Zum Hauptinhalt springen

Politik ohne Ethik

Von Peter Kampits

Gastkommentare

Es bedarf einer Rückkehr zu Tugenden, die seit der Antike das Fundament eines florierenden rechtsstaatlichen Gemeinwesens bilden.


Verfolgt man die jüngsten Geschehnisse der österreichischen Politik, so fällt auf, dass immer wieder von der Verfassung und vom Rechtsrahmen die Rede ist - eine strengere Befolgung von Gesetzen soll die Undurchsichtigkeit von Parteifinanzierungen aufhellen, Korruptionsanwälte und Untersuchungsausschüsse werden gefordert - eines aber fehlt: ein Hinweis auf die enge Verflechtung von Ethik und Politik.

Damit ist weder eine Moralisierung der Politik noch eine Politisierung der Moral gemeint, sondern schlicht und einfach die Forderung nach einer ethischen Grundsätzen folgenden Politik. Dabei ist es unerheblich, ob man der von Max Weber geforderten Unterscheidung von Gesinnungs- oder Verantwortungsethik folgt - beide sind im Grunde genommen eng miteinander verbunden. Es geht einfach darum, jene staatsmännischen Tugenden wieder aufleben zu lassen, die seit der Antike das Fundament eines florierenden rechtsstaatlichen Gemeinwesens bilden.

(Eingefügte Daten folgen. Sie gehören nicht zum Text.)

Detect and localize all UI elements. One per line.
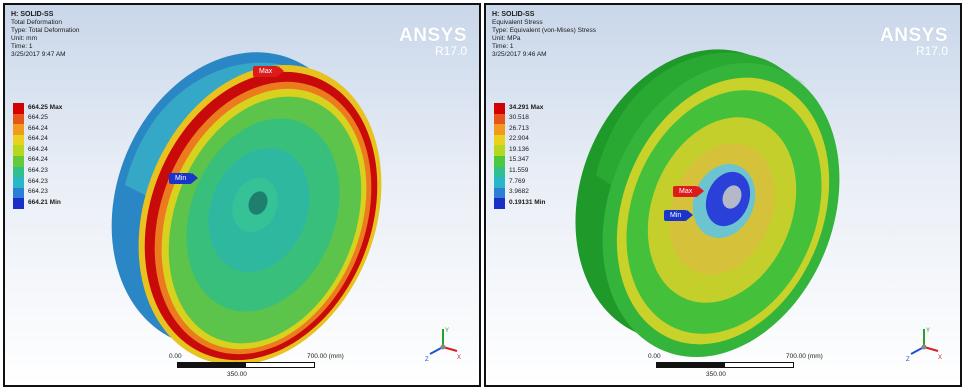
legend-swatch	[494, 124, 505, 135]
pulley-rim-side	[125, 62, 335, 206]
result-type: Type: Total Deformation	[11, 27, 80, 34]
legend-swatch	[13, 145, 24, 156]
result-type: Type: Equivalent (von-Mises) Stress	[492, 27, 597, 34]
result-title: H: SOLID-SS	[11, 11, 54, 18]
legend-swatch	[494, 113, 505, 125]
ansys-logo: ANSYS R17.0	[399, 25, 467, 58]
result-title: H: SOLID-SS	[492, 11, 535, 18]
max-probe-label[interactable]: Max	[253, 66, 285, 77]
min-probe-label[interactable]: Min	[169, 173, 199, 184]
legend-swatch	[494, 187, 505, 199]
legend-swatch	[13, 134, 24, 146]
axis-triad-icon[interactable]: Y X Z	[904, 323, 944, 363]
legend-label: 7.769	[509, 177, 526, 185]
result-time: Time: 1	[11, 43, 33, 50]
min-probe-label[interactable]: Min	[664, 210, 694, 221]
legend-label: 664.24	[28, 124, 48, 132]
legend-label: 26.713	[509, 124, 529, 132]
legend-label: 664.23	[28, 177, 48, 185]
pulley-rim-side	[596, 52, 806, 196]
legend-label: 664.24	[28, 156, 48, 164]
scale-mid: 350.00	[706, 371, 726, 378]
legend-swatch	[13, 113, 24, 125]
svg-text:X: X	[938, 355, 942, 361]
svg-text:Y: Y	[445, 328, 449, 334]
scale-end: 700.00 (mm)	[307, 353, 344, 360]
legend-swatch	[13, 177, 24, 188]
legend-label: 664.23	[28, 167, 48, 175]
legend-swatch	[13, 124, 24, 135]
viewport-total-deformation[interactable]: H: SOLID-SS Total Deformation Type: Tota…	[3, 3, 481, 387]
result-type-name: Equivalent Stress	[492, 19, 543, 26]
legend-label: 34.291 Max	[509, 103, 544, 111]
legend-label: 664.25	[28, 114, 48, 122]
legend-swatch	[13, 166, 24, 178]
legend-swatch	[494, 155, 505, 167]
legend-swatch	[494, 166, 505, 178]
result-type-name: Total Deformation	[11, 19, 62, 26]
legend-swatch	[494, 103, 505, 114]
legend-label: 22.904	[509, 135, 529, 143]
result-time: Time: 1	[492, 43, 514, 50]
legend-swatch	[13, 187, 24, 199]
result-date: 3/25/2017 9:46 AM	[492, 51, 547, 58]
brand-name: ANSYS	[880, 25, 948, 46]
legend-swatch	[13, 198, 24, 209]
max-probe-label[interactable]: Max	[673, 186, 705, 197]
pulley-stress-model[interactable]	[486, 5, 962, 387]
scale-end: 700.00 (mm)	[786, 353, 823, 360]
legend-label: 664.24	[28, 145, 48, 153]
brand-name: ANSYS	[399, 25, 467, 46]
ansys-logo: ANSYS R17.0	[880, 25, 948, 58]
legend-label: 664.21 Min	[28, 198, 61, 206]
legend-swatch	[494, 145, 505, 156]
axis-triad-icon[interactable]: Y X Z	[423, 323, 463, 363]
legend-swatch	[13, 155, 24, 167]
svg-text:X: X	[457, 355, 461, 361]
scale-mid: 350.00	[227, 371, 247, 378]
legend-label: 30.518	[509, 114, 529, 122]
svg-text:Y: Y	[926, 328, 930, 334]
legend-label: 15.347	[509, 156, 529, 164]
result-info: H: SOLID-SS Equivalent Stress Type: Equi…	[492, 11, 596, 59]
brand-version: R17.0	[915, 44, 948, 58]
scale-bar-graphic	[177, 362, 315, 368]
legend-label: 11.559	[509, 167, 529, 175]
pulley-deformation-model[interactable]	[5, 5, 481, 387]
legend-swatch	[494, 198, 505, 209]
legend-label: 664.24	[28, 135, 48, 143]
svg-text:Z: Z	[906, 357, 910, 363]
legend-label: 3.9682	[509, 188, 529, 196]
hub-bore	[248, 191, 268, 215]
result-unit: Unit: MPa	[492, 35, 521, 42]
scale-bar-graphic	[656, 362, 794, 368]
viewport-equivalent-stress[interactable]: H: SOLID-SS Equivalent Stress Type: Equi…	[484, 3, 962, 387]
result-info: H: SOLID-SS Total Deformation Type: Tota…	[11, 11, 80, 59]
hub-bore	[722, 185, 742, 209]
result-unit: Unit: mm	[11, 35, 37, 42]
result-date: 3/25/2017 9:47 AM	[11, 51, 66, 58]
legend-label: 19.136	[509, 145, 529, 153]
legend-swatch	[494, 134, 505, 146]
scale-start: 0.00	[169, 353, 182, 360]
legend-swatch	[13, 103, 24, 114]
legend-label: 664.23	[28, 188, 48, 196]
svg-text:Z: Z	[425, 357, 429, 363]
legend-swatch	[494, 177, 505, 188]
brand-version: R17.0	[434, 44, 467, 58]
scale-start: 0.00	[648, 353, 661, 360]
legend-label: 0.19131 Min	[509, 198, 546, 206]
legend-label: 664.25 Max	[28, 103, 63, 111]
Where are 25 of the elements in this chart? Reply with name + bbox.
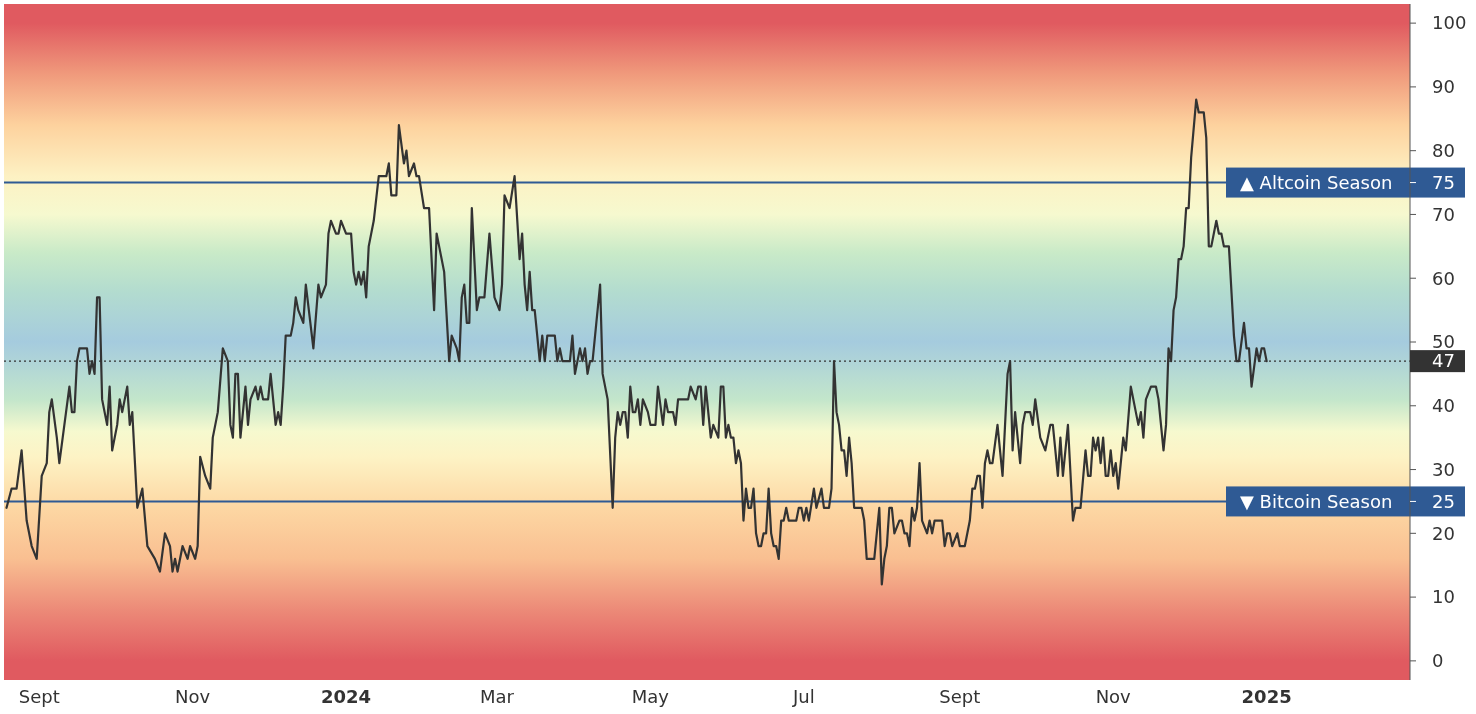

Es bedarf keiner ausgeklügelten ethischen Theorien, sondern einer Rückkehr zu Prudentia (Klugheit), Fortitudo (Tapferkeit), Temperantia (Mäßigung) und Iustitia (Gerechtigkeit), sowohl für den Einzelnen als auch für Institutionen.

Dass sowohl Anständigkeit als auch Fairness dazugehören, wurde vor allem in den sozial orientierten politischen Theorien der Gegenwart immer wieder betont. Die ausschließliche Berufung auf gesetzliche Rahmenbedingungen und deren allfällige Rückkoppelung auf strafrechtlich zu ahndende Verfehlungen greift zu kurz. Darum ist die Forderung nach Epikie (Billigkeit) unverzichtbar, da sie dort, wo die Gesetze nicht wörtlich greifen können, für die Angemessenheit der gesetzlichen Entscheidungen sorgen kann. Wegweisend für die Politik wäre in diesem Zusammenhang das Gesellschaftsmodell der "Decent Society", das Avishai Margalit entworfen hat, mit der Hauptforderung, dass die Menschen durch Institutionen keinerlei Demütigungen erfahren.

Im Gegensatz zu gesetzlichen Vorgaben kann Sittlichkeit nicht von außen auferlegt werden, sondern geht aus der autonomen Entscheidung des Einzelnen hervor - im äußersten Fall auch gegen die Verbindlichkeit des Gesetzes.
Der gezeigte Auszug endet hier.